FYI: Switching phone, internet, TV providers

September 13, 2011 9:14:41 PM PDT
Many people now use a single company for their phone, internet, and even their television service. And it's common for consumers to switch providers in search of a better deal. But that could mean some hidden trouble.

Kati Burke had a bundled package with Verizon that included internet, phone, and FiOS.

She switched carriers after she says Comcast offered her a better deal..

"[They told me] 'we can offer you the same deal for half the price,' so I took them up on it," Burke said.

Kati says she canceled her service with Verizon and paid what she understood to be her final bill of $124.37.

So imagine Kati's reaction when she got a notice months later that Verizon had sent her account to a collections agency for money still due.

"I was shocked, I was surprised, I could not believe it because I made my final payment," Burke said.

Kati says Verizon's action affected her credit score.

"I could not refinance my loan at a lower rate because my credit report was not as good as it would have been if this had not been on it," Burke said.

Maryanne Mullen says she ended up in the same situation after she canceled her Verizon package.

"I thought it was taken care of and they told me the final bill would be X amount of dollars, I went online and paid it and about a week later, I got another bill," Mullen said.

Verizon eventually sent Maryanne's account to collections, too.

Here's what happened in BOTH cases.

When the customers canceled with Verizon, the phone portion of their Verizon package was canceled but the internet and FiOS portions were not canceled.
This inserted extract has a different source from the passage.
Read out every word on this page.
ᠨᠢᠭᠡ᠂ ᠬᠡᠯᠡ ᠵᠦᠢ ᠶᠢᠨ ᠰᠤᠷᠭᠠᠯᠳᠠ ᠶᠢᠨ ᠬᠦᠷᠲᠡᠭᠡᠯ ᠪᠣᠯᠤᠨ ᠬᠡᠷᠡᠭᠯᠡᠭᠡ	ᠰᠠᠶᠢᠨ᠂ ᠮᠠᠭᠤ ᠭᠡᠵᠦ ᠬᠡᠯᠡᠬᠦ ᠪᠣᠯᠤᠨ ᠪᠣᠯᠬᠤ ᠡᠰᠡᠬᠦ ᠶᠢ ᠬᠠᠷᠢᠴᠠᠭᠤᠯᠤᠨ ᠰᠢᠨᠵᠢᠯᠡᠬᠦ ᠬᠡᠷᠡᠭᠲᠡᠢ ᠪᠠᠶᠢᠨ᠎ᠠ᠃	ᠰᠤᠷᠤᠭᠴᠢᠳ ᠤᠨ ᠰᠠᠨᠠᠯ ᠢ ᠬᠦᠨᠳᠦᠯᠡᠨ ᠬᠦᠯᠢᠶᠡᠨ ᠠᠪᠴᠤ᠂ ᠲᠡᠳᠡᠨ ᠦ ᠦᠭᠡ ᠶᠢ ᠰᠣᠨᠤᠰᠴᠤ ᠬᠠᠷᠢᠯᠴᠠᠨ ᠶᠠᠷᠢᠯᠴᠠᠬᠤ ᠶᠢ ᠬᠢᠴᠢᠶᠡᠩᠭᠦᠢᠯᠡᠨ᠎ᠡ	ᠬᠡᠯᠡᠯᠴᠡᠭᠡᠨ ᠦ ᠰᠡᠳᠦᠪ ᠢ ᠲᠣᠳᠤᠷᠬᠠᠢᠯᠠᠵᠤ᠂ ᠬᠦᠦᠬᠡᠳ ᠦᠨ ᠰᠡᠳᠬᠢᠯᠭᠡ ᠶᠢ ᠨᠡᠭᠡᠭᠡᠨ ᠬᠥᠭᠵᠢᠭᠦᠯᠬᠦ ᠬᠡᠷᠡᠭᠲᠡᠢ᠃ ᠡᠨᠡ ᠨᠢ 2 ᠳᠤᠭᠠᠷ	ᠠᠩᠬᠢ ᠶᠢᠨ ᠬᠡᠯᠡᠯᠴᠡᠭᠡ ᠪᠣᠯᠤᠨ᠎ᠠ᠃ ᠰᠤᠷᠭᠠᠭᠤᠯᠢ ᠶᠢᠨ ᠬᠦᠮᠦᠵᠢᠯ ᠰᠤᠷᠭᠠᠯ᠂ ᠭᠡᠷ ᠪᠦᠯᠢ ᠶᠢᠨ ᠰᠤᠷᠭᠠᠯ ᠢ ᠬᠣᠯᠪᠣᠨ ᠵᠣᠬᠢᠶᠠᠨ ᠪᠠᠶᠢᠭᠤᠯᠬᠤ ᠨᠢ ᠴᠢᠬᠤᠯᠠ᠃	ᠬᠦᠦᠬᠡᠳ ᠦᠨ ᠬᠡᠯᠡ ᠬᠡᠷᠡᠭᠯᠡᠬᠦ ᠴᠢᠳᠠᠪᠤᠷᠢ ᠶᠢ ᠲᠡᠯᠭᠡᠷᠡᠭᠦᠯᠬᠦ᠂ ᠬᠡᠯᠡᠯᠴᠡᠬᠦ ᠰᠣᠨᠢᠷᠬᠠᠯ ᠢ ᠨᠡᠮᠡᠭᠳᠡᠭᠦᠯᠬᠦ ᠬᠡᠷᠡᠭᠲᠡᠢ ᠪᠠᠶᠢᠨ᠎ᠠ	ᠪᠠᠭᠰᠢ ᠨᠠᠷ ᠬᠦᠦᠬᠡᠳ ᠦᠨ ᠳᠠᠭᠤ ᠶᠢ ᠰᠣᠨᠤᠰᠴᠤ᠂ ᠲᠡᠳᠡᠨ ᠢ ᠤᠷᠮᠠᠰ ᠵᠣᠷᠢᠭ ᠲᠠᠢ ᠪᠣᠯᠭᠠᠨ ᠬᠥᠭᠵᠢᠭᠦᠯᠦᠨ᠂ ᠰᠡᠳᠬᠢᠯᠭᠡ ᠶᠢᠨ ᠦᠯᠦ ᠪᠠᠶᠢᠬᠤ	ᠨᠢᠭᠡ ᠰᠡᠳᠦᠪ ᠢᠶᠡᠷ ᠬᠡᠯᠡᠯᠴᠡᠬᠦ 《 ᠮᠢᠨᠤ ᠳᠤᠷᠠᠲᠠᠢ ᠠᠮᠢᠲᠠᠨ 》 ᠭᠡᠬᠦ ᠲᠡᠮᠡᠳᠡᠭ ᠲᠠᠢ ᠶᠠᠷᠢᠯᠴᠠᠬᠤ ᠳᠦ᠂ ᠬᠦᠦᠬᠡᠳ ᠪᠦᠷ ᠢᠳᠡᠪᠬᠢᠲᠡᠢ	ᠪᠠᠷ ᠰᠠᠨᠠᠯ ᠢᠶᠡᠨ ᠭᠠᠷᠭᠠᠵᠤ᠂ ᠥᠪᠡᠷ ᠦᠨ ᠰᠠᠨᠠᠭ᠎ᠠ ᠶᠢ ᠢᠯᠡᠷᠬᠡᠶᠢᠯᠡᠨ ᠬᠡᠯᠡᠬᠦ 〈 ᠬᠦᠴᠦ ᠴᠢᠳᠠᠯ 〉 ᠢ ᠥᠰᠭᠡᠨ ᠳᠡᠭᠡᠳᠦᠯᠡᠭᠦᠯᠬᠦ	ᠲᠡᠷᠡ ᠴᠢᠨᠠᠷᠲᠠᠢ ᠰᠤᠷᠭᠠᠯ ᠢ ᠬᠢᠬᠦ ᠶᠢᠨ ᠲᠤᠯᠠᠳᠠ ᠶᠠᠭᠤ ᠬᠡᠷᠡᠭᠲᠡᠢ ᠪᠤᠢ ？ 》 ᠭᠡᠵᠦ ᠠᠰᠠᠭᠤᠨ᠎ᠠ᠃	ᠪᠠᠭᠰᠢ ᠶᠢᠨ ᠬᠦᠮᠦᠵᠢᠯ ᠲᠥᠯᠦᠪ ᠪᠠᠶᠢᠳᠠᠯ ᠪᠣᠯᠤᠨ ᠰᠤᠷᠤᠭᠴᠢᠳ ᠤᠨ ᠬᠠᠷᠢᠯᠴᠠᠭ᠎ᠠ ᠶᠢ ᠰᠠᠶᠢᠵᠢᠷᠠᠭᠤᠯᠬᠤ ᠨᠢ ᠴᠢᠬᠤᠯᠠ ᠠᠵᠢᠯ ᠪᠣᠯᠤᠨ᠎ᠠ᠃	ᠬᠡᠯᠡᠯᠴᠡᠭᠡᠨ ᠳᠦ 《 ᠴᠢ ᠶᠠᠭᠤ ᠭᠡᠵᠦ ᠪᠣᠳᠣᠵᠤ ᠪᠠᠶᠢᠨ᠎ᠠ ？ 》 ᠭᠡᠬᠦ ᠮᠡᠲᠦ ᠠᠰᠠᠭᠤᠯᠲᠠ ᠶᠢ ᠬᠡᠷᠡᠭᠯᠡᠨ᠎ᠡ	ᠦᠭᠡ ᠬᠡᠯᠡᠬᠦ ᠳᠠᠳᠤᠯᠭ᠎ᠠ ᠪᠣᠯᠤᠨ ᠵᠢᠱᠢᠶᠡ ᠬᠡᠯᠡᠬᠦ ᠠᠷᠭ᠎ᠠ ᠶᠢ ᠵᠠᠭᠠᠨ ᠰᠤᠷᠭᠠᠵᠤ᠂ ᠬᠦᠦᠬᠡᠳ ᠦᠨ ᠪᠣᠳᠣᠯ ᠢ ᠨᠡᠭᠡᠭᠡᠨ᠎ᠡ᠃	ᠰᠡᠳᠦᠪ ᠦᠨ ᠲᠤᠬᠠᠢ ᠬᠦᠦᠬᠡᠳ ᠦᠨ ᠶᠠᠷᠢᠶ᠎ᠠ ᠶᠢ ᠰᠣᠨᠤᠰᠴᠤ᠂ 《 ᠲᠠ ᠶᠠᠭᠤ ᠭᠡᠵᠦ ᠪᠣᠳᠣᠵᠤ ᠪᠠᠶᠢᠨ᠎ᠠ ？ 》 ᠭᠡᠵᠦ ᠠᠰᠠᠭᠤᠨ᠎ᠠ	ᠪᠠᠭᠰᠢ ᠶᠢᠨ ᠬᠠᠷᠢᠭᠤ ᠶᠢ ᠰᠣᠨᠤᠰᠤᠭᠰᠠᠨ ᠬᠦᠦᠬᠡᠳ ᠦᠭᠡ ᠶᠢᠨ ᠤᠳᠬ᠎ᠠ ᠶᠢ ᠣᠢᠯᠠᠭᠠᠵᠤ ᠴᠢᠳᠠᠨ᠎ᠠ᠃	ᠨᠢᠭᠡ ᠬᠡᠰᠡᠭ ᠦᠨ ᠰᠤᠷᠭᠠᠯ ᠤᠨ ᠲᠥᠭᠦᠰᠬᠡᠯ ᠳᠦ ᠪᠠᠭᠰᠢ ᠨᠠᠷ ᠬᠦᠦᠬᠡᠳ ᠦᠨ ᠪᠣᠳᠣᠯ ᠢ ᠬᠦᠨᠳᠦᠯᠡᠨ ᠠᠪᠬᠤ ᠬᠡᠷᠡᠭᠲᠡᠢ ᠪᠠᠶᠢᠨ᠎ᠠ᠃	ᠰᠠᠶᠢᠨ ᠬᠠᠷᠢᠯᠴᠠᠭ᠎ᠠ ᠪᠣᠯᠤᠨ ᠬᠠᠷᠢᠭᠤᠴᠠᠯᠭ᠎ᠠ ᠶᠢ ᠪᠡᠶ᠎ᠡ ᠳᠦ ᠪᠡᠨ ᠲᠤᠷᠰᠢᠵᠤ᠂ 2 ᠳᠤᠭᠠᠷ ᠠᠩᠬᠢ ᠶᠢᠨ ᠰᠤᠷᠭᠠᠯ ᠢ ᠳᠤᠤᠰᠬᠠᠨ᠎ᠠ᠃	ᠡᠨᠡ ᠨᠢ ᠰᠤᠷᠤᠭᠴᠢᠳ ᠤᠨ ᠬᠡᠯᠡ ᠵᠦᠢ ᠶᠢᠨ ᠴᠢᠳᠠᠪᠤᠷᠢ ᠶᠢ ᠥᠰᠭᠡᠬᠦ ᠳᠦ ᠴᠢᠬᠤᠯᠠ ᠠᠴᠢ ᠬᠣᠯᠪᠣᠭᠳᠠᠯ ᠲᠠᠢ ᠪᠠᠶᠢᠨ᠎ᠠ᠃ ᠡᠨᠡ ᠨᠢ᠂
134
They were still active. So while Kati and Maryanne thought they only had one final bill and paid it, Verizon says they still actually owed for the other services.

"Even though you cancel the whole thing at one time, they split it into three different bills," Mullen said.

So when switching to another provider or canceling a bundled package, you must confirm that each service is canceled and ask if you have separate final balances.

Verizon says, "We apologize for the confusion and the inconvenience. In hindsight, {we} could have more clearly communicated to the customer what the situation was and what needed to be done to close out her accounts permanently. Verizon has recognized how this process can sometimes be confusing for customers, and communicates to them via email steps they need when changing services. We also recently adapted our policy to automatically close out other services for customers if they haven't contacted the company within 30 days."

Meantime, with the help of Action News and our volunteers at Call for Action, we were able to get both Maryanne's case and Kati's case resolved.

Verizon waived their remaining balances and removed their accounts from credit reporting and collections.